Come si dividono le spese condominiali?

Vediamo dunque quali sono i principi che disciplinano la ripartizione delle spese condominiali. Tali regole sono fissate dall’articolo 1123 del codice civile. Esse possono essere derogate dall’assemblea, ma solo con l’unanimità. Come detto, se la modifica avviene a maggioranza, la delibera è annullabile se attiene a una singola annualità; è invece nulla se attiene anche al futuro. Quindi nel primo caso la delibera è impugnabile entro 30 giorni mentre nel secondo senza limiti di tempo.

Divisione delle spese secondo millesimi

La regola generale stabilisce che tutte le spese condominiali devono essere divise tra i condomini secondo le tabelle millesimali, che assegnano un punteggio in millesimi a ogni unità immobiliare. Questo punteggio viene calcolato considerando diversi fattori come dimensioni, esposizione, piano, stanze, vista, ecc.

Tutti i condomini, senza eccezioni, devono partecipare alla ripartizione delle spese, anche se non usufruiscono dei beni o servizi condominiali. È importante notare che ciò che conta è l’uso potenziale, non quello effettivo. Quindi se una persona non utilizza ad esempio l’ascensore deve comunque contribuire alle spese per la sua manutenzione.

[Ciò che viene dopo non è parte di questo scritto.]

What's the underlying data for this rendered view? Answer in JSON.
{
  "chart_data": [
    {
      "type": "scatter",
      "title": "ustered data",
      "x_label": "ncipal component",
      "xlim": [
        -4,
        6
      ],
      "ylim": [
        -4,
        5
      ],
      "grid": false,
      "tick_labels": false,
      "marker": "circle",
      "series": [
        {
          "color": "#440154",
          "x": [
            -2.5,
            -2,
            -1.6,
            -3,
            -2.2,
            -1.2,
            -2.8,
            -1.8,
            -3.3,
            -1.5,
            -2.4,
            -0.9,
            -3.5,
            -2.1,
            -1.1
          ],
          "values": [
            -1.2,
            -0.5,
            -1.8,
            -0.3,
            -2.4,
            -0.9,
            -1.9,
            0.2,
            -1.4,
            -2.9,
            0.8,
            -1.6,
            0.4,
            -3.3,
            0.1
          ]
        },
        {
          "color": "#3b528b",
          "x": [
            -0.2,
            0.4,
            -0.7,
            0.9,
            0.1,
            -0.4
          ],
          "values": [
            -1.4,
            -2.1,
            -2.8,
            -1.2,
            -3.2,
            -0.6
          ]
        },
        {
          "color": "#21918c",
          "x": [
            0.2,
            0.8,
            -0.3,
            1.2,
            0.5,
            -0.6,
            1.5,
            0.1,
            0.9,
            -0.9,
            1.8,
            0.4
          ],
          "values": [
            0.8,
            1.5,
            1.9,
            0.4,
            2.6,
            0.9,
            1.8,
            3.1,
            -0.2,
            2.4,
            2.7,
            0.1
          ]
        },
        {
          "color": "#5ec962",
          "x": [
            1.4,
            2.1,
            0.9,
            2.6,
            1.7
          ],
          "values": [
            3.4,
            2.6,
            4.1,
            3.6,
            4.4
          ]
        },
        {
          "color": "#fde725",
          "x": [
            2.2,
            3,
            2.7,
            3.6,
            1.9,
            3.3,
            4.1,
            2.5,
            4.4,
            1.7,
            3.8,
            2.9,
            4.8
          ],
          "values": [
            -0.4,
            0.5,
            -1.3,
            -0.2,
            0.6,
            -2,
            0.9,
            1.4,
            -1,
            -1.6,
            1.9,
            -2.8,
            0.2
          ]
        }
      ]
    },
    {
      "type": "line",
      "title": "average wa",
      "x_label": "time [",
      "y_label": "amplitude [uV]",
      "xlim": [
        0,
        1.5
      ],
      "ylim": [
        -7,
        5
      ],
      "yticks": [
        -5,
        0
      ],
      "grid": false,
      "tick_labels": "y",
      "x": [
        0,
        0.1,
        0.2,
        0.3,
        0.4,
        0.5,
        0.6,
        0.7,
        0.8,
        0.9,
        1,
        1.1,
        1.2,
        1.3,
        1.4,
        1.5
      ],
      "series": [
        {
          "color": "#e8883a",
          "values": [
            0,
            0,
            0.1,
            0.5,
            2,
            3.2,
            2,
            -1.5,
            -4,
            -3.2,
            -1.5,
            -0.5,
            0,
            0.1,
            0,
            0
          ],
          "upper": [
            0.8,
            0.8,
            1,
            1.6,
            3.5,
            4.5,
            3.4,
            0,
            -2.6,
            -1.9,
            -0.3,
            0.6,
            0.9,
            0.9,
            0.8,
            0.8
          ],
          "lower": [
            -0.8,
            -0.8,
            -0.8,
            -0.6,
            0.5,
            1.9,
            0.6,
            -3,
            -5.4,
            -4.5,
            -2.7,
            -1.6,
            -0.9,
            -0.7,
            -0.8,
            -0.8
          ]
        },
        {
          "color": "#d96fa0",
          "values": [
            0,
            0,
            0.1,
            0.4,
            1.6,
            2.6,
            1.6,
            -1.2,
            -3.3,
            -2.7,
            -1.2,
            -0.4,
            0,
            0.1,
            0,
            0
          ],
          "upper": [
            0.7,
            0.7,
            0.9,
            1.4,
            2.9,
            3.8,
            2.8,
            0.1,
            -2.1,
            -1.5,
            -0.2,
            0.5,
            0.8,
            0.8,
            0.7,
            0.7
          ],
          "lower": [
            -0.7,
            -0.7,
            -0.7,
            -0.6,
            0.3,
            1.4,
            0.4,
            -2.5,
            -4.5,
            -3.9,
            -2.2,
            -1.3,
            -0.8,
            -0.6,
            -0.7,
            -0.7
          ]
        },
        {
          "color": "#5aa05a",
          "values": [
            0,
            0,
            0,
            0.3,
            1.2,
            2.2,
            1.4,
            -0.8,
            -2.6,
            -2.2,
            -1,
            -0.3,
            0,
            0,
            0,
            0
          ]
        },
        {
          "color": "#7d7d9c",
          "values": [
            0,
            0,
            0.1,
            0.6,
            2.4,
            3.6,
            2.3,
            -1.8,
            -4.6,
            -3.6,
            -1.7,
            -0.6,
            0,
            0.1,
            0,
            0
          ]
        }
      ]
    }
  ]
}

Come anticipato non è possibile esonerare o ridurre la quota di spese di uno o più condomini senza il consenso unanime dell’assemblea. Anche il costruttore non può inserire una clausola che lo esonera dal pagamento delle spese per gli appartamenti invenduti.

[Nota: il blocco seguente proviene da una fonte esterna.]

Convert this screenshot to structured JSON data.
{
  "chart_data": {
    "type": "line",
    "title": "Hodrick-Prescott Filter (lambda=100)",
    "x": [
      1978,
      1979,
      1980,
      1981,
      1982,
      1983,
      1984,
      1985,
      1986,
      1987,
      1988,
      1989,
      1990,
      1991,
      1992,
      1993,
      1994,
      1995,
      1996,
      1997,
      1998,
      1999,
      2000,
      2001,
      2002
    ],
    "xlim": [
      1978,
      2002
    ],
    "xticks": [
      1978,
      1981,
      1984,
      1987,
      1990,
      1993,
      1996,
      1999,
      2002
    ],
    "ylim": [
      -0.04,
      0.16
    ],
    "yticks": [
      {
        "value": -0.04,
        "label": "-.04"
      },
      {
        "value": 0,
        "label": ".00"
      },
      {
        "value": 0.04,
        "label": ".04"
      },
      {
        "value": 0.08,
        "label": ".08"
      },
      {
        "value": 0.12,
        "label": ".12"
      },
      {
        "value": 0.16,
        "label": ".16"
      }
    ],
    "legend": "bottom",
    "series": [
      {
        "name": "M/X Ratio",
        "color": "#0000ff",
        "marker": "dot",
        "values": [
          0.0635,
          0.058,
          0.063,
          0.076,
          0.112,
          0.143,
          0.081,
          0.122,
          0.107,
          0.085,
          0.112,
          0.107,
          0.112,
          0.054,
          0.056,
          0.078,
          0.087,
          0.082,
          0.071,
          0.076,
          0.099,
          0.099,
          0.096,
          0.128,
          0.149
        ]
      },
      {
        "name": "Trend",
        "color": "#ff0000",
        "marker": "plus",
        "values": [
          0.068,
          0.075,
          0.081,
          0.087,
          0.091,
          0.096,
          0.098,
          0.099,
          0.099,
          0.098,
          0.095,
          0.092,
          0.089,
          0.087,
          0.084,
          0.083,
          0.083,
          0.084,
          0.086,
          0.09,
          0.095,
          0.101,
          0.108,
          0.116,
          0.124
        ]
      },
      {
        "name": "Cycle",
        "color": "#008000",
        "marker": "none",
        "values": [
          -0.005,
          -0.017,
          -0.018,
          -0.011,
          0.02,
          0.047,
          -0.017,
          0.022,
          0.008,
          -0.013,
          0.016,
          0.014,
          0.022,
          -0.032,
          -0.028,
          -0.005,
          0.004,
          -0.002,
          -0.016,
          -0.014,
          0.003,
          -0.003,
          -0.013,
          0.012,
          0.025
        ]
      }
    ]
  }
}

Divisione delle spese secondo l’uso

Per alcune spese che riguardano beni o servizi utilizzati in modo diverso dai condomini, il regolamento di condominio deve prevedere ulteriori tabelle millesimali che graduano la partecipazione alle spese in base al maggior uso che alcuni condomini fatto di un determinato bene o servizio. Ad esempio, per le spese dell’ascensore si tiene conto del piano e per quelle relative al riscaldamento si può tenere conto della dimensione dell’immobile.

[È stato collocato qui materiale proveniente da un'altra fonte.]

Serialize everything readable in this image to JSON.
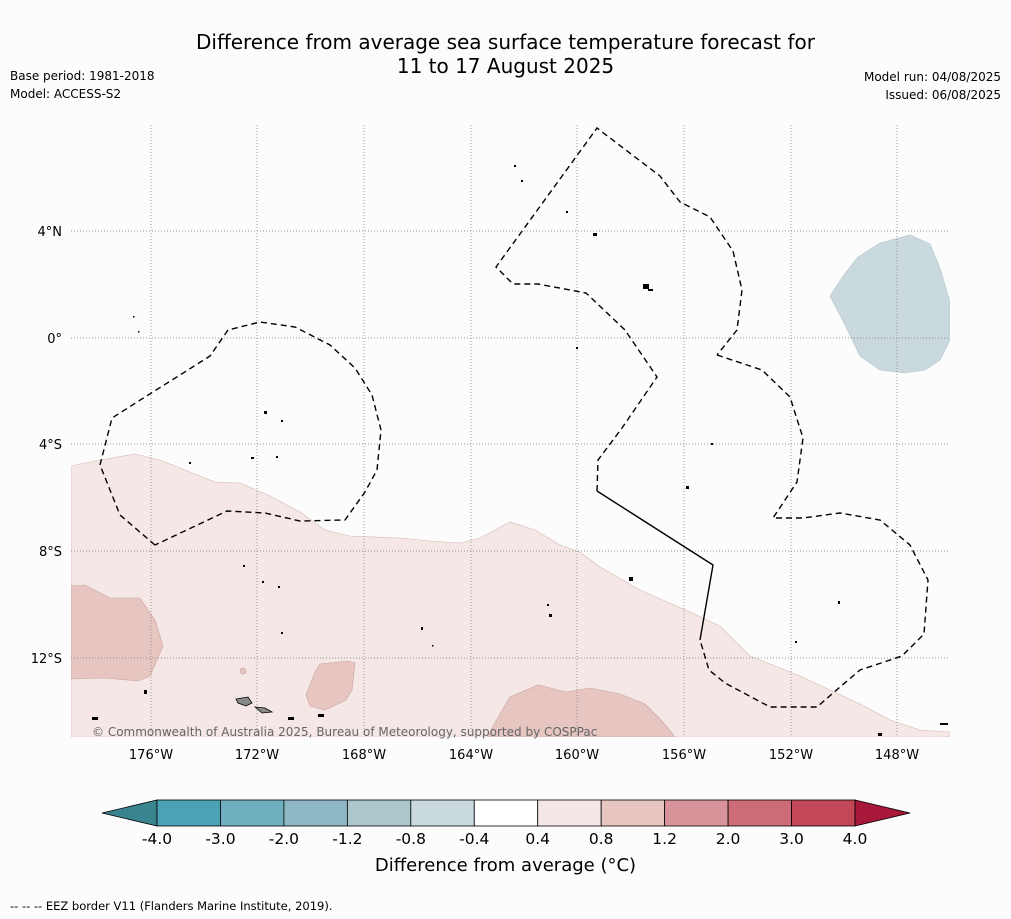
{
  "title_line1": "Difference from average sea surface temperature forecast for",
  "title_line2": "11 to 17 August 2025",
  "base_period": "Base period: 1981-2018",
  "model": "Model: ACCESS-S2",
  "model_run": "Model run: 04/08/2025",
  "issued": "Issued: 06/08/2025",
  "copyright": "© Commonwealth of Australia 2025, Bureau of Meteorology, supported by COSPPac",
  "footer_note": "--  --  -- EEZ border V11 (Flanders Marine Institute, 2019).",
  "lat_labels": [
    "4°N",
    "0°",
    "4°S",
    "8°S",
    "12°S"
  ],
  "lon_labels": [
    "176°W",
    "172°W",
    "168°W",
    "164°W",
    "160°W",
    "156°W",
    "152°W",
    "148°W"
  ],
  "colorbar": {
    "title": "Difference from average (°C)",
    "tick_labels": [
      "-4.0",
      "-3.0",
      "-2.0",
      "-1.2",
      "-0.8",
      "-0.4",
      "0.4",
      "0.8",
      "1.2",
      "2.0",
      "3.0",
      "4.0"
    ],
    "colors": [
      "#4aa3b4",
      "#6eb0bd",
      "#8eb9c4",
      "#acc6cc",
      "#c9d9dd",
      "#ffffff",
      "#f4e7e6",
      "#e7c6c2",
      "#d8949a",
      "#cc6c77",
      "#c24757"
    ],
    "under_color": "#3a8490",
    "over_color": "#a8183a"
  },
  "map": {
    "land_color": "#8a8a8a",
    "anomaly_light_warm": "#f4e7e6",
    "anomaly_warm": "#e7c6c2",
    "anomaly_cool": "#c9d9dd"
  }
}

Divisione delle spese nei condominiali parziali

Nel caso di condomini parziali, ovvero edifici con più scale, cortili, lastrici, opere ed impianti destinati a servire solo una parte dell’edificio, le spese sono a carico solo dei condomini che ne traggono utilità.

Divisione delle spese di giardinaggio

Le spese del giardinaggio si ripartiscono tra tutti i condomini secondo i millesimi, poiché il verde aumenta il valore dell’intero condominio. Se il giardino è di proprietà esclusiva di un solo condomino, è quest’ultimo che deve provvedere alle spese di giardinaggio, ma alcuni giudici ritengono che il condominio debba contribuire a tali oneri se le piante hanno una funzione ornamentale e contribuiscono al decoro dell’intero edificio.


note

[1] Cass. civ., SS.UU., sentenza n. 9839/2021.